The year in politics: Obamacare, Edward Snowden, the NSA and a shutdown

ARLINGTON, Va. (WJLA) - Many people aren't too sad to see 2013 go - namely, many of the politicians that reside in the nation's capital.

From the 16-day government shutdown that paralyzed the nation to the bungled rollout of the Affordable Care Act to one of the least productive Congresses in this nation's history, 2014 likely reflects a fresh start for Washington.

Perhaps first and foremost was the fiasco that was Obamacare and its web gateway that failed spectacularly. Techies tried for months to fix, and plenty of politicians - President Barack Obama included - fell on proverbial swords.

It cost many people their jobs, but not Health and Human Services Secretary Kathleen Sebelius, who was force to apologize for the struggles. It was exacerbated by the president's promise that if you "liked your health care plan, you could keep it."

Tell that to the thousands of people who were told by their providers that their plans would be canceled because they didn't fit the ACA's requirements.

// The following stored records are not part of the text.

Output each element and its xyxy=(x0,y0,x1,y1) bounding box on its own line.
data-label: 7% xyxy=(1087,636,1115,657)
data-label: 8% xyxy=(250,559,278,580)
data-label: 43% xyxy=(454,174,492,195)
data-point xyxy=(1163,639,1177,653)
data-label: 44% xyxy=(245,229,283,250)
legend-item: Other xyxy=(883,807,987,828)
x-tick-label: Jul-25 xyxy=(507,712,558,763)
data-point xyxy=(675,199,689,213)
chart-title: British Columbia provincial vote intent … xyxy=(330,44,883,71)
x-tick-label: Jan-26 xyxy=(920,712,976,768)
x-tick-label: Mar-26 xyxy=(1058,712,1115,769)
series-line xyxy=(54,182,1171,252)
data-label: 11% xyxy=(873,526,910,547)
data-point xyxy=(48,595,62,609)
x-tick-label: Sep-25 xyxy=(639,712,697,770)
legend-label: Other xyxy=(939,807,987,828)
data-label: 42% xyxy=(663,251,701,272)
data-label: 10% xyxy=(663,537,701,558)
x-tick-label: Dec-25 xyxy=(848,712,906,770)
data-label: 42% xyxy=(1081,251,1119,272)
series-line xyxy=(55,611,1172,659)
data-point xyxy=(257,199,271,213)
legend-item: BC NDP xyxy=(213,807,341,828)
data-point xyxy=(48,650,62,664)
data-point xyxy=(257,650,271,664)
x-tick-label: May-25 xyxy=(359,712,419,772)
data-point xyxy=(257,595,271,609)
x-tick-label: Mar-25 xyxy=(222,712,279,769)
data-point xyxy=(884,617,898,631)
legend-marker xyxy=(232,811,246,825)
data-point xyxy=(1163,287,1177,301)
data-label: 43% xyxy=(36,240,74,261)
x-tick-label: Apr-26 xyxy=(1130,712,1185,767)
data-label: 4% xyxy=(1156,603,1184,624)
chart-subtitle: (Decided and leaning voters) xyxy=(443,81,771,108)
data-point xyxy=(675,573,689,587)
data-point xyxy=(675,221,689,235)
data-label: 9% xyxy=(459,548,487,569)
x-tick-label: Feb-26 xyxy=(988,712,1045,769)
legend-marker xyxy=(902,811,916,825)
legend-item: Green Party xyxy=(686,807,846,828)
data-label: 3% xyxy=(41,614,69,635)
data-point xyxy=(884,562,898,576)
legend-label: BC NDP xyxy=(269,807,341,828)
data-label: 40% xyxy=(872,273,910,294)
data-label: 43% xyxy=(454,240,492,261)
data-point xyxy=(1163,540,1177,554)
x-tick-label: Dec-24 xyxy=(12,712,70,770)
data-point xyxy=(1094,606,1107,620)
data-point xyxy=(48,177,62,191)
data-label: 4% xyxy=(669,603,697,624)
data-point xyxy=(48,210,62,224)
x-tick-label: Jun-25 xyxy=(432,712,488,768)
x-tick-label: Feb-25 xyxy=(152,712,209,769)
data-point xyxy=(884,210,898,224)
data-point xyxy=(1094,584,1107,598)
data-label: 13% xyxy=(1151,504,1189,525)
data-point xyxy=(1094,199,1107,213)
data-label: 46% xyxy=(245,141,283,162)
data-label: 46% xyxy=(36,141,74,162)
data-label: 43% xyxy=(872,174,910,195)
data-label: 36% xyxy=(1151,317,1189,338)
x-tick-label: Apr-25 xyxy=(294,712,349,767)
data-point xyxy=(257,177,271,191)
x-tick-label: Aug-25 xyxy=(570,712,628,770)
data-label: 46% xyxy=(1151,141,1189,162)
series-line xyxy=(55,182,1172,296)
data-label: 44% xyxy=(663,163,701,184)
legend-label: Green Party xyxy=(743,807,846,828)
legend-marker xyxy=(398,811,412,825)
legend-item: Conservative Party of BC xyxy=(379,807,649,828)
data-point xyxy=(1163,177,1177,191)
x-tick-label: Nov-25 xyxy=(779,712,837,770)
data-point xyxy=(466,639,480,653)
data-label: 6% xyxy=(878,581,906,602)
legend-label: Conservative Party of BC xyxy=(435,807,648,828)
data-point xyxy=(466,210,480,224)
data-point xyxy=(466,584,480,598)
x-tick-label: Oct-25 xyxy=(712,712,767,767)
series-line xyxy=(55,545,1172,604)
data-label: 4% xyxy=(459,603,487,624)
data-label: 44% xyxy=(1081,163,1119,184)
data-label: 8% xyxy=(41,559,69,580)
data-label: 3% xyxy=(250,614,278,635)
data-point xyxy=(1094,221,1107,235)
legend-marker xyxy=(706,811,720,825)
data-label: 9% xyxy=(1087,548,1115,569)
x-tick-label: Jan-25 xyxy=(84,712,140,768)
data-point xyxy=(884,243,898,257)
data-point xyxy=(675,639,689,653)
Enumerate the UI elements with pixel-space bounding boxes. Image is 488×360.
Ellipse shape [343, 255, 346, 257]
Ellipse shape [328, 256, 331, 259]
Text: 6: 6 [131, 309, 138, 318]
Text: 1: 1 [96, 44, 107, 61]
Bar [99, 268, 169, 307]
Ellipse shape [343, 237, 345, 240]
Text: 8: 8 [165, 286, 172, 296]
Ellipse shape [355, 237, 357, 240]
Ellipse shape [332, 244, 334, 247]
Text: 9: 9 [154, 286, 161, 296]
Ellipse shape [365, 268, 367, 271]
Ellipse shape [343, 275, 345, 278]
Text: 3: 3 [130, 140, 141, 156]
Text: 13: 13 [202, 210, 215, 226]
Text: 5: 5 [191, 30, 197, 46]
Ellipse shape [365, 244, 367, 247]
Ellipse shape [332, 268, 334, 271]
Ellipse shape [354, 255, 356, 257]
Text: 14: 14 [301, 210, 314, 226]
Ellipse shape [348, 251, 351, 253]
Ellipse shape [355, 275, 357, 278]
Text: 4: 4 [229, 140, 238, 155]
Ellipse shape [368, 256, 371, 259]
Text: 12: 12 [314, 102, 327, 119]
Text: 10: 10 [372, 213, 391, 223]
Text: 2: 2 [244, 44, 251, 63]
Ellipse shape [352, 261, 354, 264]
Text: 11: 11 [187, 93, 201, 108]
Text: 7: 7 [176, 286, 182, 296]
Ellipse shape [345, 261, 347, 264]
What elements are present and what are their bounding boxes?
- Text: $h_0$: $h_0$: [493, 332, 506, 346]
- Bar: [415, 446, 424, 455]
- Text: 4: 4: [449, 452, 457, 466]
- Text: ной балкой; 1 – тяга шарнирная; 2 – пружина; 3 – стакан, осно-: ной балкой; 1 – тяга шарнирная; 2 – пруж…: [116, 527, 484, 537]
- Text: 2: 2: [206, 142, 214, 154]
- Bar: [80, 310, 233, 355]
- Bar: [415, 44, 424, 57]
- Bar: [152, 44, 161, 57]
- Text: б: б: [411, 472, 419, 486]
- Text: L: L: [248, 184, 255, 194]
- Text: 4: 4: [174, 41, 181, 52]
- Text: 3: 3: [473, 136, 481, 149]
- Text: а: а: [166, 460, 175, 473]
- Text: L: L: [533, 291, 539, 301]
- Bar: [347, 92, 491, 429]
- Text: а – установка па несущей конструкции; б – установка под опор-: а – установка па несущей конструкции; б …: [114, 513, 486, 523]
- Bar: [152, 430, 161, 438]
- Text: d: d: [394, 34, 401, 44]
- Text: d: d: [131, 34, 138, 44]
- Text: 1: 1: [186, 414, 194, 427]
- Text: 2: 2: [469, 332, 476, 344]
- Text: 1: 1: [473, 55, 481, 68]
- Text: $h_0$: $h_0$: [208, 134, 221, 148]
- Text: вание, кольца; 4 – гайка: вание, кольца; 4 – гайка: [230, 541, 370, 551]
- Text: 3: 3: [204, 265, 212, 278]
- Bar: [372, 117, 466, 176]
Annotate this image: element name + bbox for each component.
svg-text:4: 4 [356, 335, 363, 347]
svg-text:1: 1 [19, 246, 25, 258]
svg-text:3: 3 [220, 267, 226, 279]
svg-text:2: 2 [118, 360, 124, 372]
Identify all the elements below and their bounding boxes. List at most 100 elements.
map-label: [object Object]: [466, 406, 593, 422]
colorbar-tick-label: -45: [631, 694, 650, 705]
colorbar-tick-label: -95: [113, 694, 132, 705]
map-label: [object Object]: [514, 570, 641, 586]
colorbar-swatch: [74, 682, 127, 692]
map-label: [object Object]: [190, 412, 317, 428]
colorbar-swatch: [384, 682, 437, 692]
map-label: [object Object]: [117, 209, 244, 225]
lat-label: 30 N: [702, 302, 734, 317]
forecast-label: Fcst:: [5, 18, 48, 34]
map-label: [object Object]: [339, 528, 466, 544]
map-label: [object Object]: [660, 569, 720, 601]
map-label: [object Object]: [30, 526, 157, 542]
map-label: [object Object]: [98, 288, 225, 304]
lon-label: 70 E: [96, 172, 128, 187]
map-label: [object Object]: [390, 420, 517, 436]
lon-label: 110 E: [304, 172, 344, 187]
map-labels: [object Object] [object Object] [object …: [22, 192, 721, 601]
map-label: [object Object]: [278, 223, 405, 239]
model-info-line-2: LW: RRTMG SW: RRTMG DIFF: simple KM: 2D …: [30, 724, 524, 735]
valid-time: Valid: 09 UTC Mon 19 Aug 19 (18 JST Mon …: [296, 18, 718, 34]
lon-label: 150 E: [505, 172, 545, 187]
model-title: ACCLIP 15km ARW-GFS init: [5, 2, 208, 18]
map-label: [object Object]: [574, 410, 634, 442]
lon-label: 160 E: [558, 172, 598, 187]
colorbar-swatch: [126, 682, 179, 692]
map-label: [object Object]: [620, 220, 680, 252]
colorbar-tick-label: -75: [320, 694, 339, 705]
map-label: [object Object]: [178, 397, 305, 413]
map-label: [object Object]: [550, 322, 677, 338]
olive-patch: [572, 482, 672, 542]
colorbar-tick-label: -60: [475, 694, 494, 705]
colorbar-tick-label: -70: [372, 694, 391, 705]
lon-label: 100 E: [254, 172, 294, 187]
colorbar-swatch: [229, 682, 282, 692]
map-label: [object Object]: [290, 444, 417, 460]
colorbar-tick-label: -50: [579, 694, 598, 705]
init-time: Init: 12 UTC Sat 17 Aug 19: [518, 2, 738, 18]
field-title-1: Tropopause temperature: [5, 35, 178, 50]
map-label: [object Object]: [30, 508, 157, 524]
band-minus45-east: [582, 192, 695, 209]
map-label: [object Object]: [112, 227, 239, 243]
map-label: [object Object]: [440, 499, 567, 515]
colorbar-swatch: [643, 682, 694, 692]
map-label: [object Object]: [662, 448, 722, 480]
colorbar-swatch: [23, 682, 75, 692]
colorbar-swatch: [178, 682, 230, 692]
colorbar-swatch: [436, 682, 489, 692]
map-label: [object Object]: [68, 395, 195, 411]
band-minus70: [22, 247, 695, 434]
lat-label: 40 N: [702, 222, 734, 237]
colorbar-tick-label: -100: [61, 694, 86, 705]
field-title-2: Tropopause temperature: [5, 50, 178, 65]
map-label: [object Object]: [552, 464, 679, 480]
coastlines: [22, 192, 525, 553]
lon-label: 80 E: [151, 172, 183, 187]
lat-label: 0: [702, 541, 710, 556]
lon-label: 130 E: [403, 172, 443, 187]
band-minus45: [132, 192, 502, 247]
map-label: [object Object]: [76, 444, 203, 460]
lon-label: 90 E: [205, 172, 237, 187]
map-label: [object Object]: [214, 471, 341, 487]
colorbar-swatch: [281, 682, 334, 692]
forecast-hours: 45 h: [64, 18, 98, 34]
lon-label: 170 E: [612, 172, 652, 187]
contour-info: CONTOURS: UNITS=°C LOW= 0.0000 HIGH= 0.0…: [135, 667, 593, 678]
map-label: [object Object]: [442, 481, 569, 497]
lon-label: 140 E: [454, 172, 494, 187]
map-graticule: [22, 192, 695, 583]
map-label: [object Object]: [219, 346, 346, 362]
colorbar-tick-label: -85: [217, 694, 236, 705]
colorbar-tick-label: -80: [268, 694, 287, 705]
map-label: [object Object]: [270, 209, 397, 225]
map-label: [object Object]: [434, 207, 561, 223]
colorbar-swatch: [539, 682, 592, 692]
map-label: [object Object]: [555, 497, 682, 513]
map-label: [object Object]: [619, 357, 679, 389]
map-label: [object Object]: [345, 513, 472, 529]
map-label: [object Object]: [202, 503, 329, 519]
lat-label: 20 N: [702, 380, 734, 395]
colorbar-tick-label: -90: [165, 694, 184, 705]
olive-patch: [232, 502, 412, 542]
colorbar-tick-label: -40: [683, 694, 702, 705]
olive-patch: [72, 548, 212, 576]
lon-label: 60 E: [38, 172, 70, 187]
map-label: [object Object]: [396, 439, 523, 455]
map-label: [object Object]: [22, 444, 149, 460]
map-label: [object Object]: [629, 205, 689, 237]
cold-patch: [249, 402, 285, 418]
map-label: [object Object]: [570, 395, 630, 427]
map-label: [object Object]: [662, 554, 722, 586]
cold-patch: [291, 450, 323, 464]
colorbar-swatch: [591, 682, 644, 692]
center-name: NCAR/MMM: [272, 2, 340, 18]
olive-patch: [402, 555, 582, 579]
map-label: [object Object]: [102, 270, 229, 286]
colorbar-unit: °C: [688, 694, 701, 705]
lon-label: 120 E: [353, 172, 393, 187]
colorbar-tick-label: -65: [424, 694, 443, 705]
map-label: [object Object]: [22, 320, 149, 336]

That decision was reversed and postponed by the White House for a year.

Edward Snowden was at the forefront as well, pulling back the curtain on sweeping surveillance tactics employed by the National Security Agency.

It angered world leaders who heard that they, among hundreds of millions of others, were under America's microscope.

There were some high notes, though. The stock market soared, as the Dow Jones had its best year since 1996 and hit 51 records along the way. Hiring picked up and unemployment dropped.

And after a catastrophic government shutdown that saw federal agencies close their doors for more than half a month, Congress agreed on a bipartisan two-year budget.

That's little consolation to many who saw paychecks get cut off during the shutdown, which cost the United States about $1.4 billion per day. The fallout was staggering - Congress's approval rating hit an all-time low of 9 percent, while Obama's slid 12 percentage points over 12 months.